The massive shift coming—for marketers, media properties, and most large companies with a digital presence—is going to play out in ways we can’t forecast in great detail. However, if one thing is clear, it’s that firms can no longer depend on audience data they bought, rented or bartered from another source, i.e. third-party data. Everyone now must get serious about collecting data directly from individuals, i.e. first-party data.

The oft-cited metaphor of ‘Data is the New Oil’ has its shortcomings, but it works in one sense: Just as having your own oil reserves is a strategic advantage for countries, having your own sources of data is a strategic advantage for organizations. A major part of German and Japanese strategy early in World War II was gaining access to oil fields outside their own countries. By the same token, any company’s strategy must include direct and sole control of data on its audience members – who they are, what interests them, and what they know. And just as oil needs to be refined in order to be useful, data needs to be constantly analyzed, refreshed and enhanced to deliver real value.

But, thanks to Facebook’s woes and GDPR, collecting all that data will increasingly need to provide both benefits and protection to the individuals providing it. Here’s what those benefits should include:

  • Tools for individuals to self-assess their needs in a meaningful way.
  • Tools which individuals can use to quickly understand their knowledge and skill gaps in important areas, with guidance on how they can improve.
  • Tools which reward user engagement with tangible benefits.

A recent Wall Street Journal opinion piece argued that consumers’ interaction on websites (liking, tagging, commenting, sharing, etc.) is a form of labor which creates data, and therefore value for site owners, and therefore users should be compensated in cash for their online activity. While this would upend the business models of Facebook, Google, Twitter and many others, the WSJ reports there are a dozen startups pursuing this idea, so perhaps it’s not that far-fetched.

Where Do We Go from Here?

It’s clear we’ve hit a tipping point when it comes to individual data and privacy. Nearly every company—large and small—that maintains a web presence and interacts with consumers online will have to rethink how they collect and use personal profile and activity data. We are going to see new standards, including explicit, individual consent, anonymization, profiling, data portability, and more.

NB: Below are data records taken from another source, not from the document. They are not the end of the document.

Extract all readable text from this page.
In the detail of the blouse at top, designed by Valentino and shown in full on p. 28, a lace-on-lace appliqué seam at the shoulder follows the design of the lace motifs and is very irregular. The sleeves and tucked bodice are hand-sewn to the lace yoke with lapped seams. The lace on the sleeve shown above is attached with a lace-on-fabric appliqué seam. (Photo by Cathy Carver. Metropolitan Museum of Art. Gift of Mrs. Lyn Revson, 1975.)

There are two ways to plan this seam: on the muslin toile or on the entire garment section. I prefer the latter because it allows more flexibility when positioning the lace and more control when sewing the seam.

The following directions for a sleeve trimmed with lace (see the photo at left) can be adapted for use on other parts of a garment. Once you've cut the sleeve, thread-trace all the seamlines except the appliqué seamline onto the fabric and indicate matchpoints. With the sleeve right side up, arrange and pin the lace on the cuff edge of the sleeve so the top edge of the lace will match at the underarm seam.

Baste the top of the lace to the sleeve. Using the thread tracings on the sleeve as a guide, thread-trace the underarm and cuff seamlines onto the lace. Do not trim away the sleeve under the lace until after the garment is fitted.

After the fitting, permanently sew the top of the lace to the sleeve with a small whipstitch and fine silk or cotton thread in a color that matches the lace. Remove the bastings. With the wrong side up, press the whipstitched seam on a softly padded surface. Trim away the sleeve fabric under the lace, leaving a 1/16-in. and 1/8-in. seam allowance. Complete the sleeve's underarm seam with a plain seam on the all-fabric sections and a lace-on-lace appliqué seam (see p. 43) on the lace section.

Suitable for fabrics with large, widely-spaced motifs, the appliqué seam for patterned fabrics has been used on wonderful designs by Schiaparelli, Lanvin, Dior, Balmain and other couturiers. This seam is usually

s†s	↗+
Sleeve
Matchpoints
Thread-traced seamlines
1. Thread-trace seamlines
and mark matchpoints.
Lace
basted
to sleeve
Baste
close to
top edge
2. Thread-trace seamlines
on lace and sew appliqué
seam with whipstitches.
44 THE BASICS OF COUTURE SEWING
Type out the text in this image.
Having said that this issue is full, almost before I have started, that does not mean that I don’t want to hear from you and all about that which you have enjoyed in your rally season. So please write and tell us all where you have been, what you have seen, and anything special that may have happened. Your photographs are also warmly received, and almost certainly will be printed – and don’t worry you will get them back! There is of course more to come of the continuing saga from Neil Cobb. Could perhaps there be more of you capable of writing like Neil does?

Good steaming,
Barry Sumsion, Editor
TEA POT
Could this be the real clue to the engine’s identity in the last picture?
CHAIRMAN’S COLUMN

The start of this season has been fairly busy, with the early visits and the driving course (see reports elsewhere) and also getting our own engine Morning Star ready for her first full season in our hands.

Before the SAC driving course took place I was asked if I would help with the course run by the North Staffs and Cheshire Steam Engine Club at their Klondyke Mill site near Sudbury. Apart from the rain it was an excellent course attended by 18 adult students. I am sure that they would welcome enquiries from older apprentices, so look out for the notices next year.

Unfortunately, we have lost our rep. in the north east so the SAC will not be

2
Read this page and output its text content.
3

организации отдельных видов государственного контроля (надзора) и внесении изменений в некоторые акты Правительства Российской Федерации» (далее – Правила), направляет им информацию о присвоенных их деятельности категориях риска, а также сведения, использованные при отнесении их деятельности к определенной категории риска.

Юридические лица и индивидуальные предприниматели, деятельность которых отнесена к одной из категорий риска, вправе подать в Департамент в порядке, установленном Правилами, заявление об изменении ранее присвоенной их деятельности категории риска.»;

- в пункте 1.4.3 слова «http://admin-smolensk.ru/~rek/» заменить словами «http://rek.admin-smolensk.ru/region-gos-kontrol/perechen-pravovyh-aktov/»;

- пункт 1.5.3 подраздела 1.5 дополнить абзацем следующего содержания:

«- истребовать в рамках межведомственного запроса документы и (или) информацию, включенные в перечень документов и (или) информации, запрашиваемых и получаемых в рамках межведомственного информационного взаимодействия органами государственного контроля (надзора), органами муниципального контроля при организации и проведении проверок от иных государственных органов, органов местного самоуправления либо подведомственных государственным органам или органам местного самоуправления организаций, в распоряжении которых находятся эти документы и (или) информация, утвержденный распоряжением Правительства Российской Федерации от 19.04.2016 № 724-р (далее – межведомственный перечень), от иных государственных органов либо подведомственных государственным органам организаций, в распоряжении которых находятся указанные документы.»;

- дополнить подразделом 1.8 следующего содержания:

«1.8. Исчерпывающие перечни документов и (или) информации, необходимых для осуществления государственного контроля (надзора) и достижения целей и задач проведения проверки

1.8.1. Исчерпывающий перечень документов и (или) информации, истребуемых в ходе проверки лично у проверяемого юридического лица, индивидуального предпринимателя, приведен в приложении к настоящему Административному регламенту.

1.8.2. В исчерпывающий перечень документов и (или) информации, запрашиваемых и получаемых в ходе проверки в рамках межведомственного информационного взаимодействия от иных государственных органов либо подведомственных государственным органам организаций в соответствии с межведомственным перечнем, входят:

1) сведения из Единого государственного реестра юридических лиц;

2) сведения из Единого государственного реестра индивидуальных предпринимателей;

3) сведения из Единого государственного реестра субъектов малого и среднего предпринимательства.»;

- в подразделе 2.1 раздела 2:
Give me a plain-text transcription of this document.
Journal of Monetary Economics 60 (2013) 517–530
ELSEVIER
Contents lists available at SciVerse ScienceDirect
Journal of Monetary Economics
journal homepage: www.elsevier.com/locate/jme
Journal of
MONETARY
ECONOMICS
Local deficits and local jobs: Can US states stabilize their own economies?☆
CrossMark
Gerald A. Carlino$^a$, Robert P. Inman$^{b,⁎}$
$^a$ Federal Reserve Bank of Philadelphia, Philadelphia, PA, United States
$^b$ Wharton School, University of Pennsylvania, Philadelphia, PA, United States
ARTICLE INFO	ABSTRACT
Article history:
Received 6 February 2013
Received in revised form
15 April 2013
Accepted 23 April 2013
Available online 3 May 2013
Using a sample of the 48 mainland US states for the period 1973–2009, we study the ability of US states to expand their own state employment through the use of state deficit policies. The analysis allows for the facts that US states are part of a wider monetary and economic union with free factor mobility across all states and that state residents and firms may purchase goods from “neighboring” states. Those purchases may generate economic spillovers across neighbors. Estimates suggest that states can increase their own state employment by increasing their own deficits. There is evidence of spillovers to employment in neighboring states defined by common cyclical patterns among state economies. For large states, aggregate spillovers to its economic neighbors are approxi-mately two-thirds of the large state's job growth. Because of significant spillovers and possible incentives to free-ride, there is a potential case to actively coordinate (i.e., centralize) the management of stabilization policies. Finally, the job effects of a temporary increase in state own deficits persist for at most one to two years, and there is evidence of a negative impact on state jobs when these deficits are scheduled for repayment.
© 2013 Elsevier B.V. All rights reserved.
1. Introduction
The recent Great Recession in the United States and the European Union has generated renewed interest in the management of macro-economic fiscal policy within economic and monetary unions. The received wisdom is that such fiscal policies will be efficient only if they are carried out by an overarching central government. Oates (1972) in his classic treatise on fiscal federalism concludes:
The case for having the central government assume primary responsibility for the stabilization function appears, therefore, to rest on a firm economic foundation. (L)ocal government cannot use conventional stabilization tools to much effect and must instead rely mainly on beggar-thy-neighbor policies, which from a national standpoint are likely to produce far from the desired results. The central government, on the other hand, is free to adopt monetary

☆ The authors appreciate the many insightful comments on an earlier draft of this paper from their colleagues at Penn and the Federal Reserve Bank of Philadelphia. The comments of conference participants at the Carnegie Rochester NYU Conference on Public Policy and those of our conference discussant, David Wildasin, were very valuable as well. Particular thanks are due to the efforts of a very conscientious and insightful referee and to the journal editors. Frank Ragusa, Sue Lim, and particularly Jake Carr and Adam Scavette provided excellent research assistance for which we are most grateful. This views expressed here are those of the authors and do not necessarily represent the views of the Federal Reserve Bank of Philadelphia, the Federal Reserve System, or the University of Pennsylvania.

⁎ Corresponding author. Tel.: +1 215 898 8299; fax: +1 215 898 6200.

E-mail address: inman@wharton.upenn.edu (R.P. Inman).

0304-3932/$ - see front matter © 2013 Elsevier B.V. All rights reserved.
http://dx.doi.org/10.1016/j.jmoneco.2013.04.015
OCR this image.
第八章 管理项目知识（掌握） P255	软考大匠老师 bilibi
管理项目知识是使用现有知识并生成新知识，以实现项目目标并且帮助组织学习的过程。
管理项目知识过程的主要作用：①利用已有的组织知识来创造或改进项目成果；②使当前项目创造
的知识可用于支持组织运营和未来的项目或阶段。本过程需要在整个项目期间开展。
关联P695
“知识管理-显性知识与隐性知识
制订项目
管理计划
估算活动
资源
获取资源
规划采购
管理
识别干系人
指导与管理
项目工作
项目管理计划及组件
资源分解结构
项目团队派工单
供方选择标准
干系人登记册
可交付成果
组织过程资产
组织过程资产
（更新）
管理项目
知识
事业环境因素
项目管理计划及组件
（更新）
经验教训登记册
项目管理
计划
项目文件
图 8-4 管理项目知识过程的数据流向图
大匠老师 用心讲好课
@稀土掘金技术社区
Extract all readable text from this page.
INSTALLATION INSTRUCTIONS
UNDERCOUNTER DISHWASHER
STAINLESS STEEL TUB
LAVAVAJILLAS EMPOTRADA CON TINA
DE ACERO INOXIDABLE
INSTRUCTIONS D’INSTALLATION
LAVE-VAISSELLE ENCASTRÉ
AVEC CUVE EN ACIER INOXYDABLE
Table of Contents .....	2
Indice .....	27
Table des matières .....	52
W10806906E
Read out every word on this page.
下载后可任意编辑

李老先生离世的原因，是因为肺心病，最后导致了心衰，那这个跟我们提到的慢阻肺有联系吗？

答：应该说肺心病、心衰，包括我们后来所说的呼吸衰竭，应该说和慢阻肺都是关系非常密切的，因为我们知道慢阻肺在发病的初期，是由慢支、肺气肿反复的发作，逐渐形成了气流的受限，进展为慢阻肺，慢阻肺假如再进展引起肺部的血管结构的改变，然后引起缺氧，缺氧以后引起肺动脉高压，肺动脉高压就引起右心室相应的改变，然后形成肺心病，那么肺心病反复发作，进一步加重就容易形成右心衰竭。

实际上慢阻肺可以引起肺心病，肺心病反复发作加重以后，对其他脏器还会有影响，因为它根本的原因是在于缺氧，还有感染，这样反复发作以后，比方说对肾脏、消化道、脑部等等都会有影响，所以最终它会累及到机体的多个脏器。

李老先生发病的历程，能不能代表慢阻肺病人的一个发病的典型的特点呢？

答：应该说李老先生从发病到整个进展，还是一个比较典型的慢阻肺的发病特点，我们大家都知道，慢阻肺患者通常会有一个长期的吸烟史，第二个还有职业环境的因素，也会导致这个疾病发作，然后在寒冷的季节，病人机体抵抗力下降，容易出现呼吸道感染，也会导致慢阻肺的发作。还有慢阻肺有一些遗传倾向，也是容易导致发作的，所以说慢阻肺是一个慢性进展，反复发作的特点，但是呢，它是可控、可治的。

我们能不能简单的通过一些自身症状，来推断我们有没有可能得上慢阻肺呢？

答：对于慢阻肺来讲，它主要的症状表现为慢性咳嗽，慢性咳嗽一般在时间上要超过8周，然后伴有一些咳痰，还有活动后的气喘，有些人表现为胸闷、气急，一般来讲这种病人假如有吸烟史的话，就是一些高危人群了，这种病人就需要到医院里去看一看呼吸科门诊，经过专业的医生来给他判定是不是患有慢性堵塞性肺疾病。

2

But as is often the case, the end of one era heralds the beginning of another. At CredSpark, we think we’re now entering the age of Value-Driven Marketing, where companies—with the consent and participation of their users—build their own audience databases and in the process provide real, unique value to their audience through data-driven services. We’ll move away from the reliance on generalized, platform-based data collection and focus on collecting the data we truly need to provide the enhanced services, content, & products our customers truly want.

Consumers will have complete transparency on what data is being collected and how it’s being used. And companies will get the express permission they need to deliver the convenience, personalization, and value that customers crave. Value-Driven Marketing lays the groundwork for a more transparent, mutually beneficial pact among users, content providers, and advertisers. Hopefully, it can be the foundation of a much more useful (and less creepy) Internet Marketing.